Court Finds Free Speech OK, Just Not In Elections By Johnathan R.
The other potential title of this post is: “Why John McCain Is Not Fit to Be President.” The collusion among all 3 branches of government in restricting Americans’ right to air their opinions during election season – the Congress for passing, the President for signing and the Supreme Court for upholding McCain-Feingold – was one of the most egregious displays of limiting our civil liberties in this nation’s history (the Court, plainly, was manifestly wrong). Now another court has ruled in a way that challenges McCain-Feingold, but upholds its overall legitimacy.
A federal court on Thursday loosened restrictions on corporations, unions and other special interest groups that run political advertising in peak election season.
The 2-1 ruling said groups may mention candidates by name in commercials as long as they are trying to influence public policy, rather than sway an election.
The ruling came in a challenge to the so-called McCain Feingold law designed to reduce the influence of big money in political campaigns. The law banned groups from using unrestricted money to run advertisements that name candidates two months before a general election or one month before a primary.

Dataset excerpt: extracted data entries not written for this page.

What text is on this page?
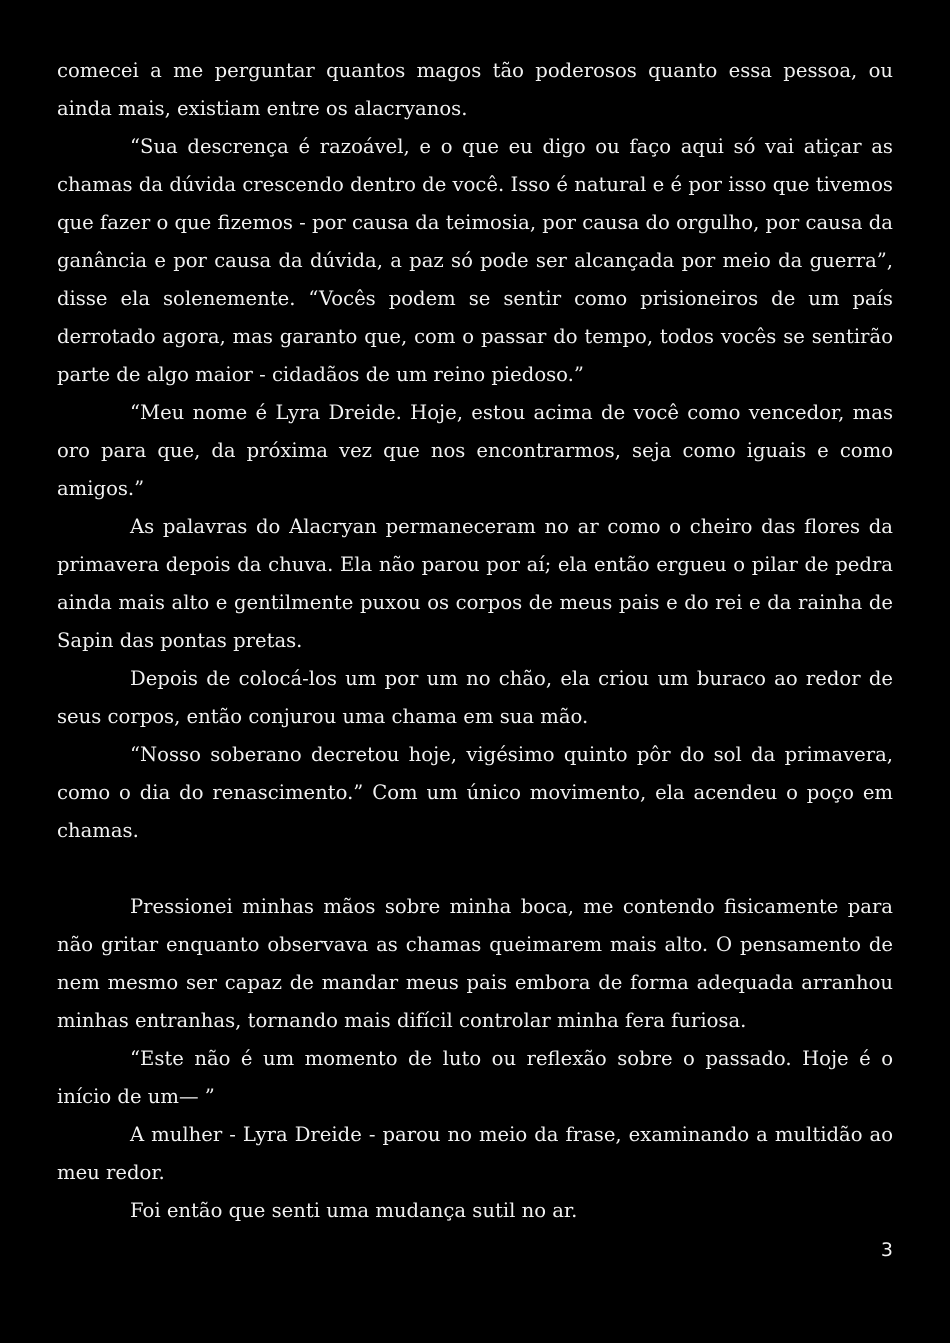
comecei a me perguntar quantos magos tão poderosos quanto essa pessoa, ou ainda mais, existiam entre os alacryanos.

“Sua descrença é razoável, e o que eu digo ou faço aqui só vai atiçar as chamas da dúvida crescendo dentro de você. Isso é natural e é por isso que tivemos que fazer o que fizemos - por causa da teimosia, por causa do orgulho, por causa da ganância e por causa da dúvida, a paz só pode ser alcançada por meio da guerra”, disse ela solenemente. “Vocês podem se sentir como prisioneiros de um país derrotado agora, mas garanto que, com o passar do tempo, todos vocês se sentirão parte de algo maior - cidadãos de um reino piedoso.”

“Meu nome é Lyra Dreide. Hoje, estou acima de você como vencedor, mas oro para que, da próxima vez que nos encontrarmos, seja como iguais e como amigos.”

As palavras do Alacryan permaneceram no ar como o cheiro das flores da primavera depois da chuva. Ela não parou por aí; ela então ergueu o pilar de pedra ainda mais alto e gentilmente puxou os corpos de meus pais e do rei e da rainha de Sapin das pontas pretas.

Depois de colocá-los um por um no chão, ela criou um buraco ao redor de seus corpos, então conjurou uma chama em sua mão.

“Nosso soberano decretou hoje, vigésimo quinto pôr do sol da primavera, como o dia do renascimento.” Com um único movimento, ela acendeu o poço em chamas.

Pressionei minhas mãos sobre minha boca, me contendo fisicamente para não gritar enquanto observava as chamas queimarem mais alto. O pensamento de nem mesmo ser capaz de mandar meus pais embora de forma adequada arranhou minhas entranhas, tornando mais difícil controlar minha fera furiosa.

“Este não é um momento de luto ou reflexão sobre o passado. Hoje é o início de um— ”

A mulher - Lyra Dreide - parou no meio da frase, examinando a multidão ao meu redor.

Foi então que senti uma mudança sutil no ar.

3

Some lawmakers have predicted such a ruling would create a loophole in the 2002 law. The case automatically heads to the Supreme Court for review.
Got that? Freedom of speech is OK, so long as the speech in question is not intended to sway an election. Excuse me, but what the hell else is the point of free speech if not to sway an election? This legalistic hair-splitting, which affirms the right of the government to silence critics, demonstrates just how dangerous McCain-Feingold is.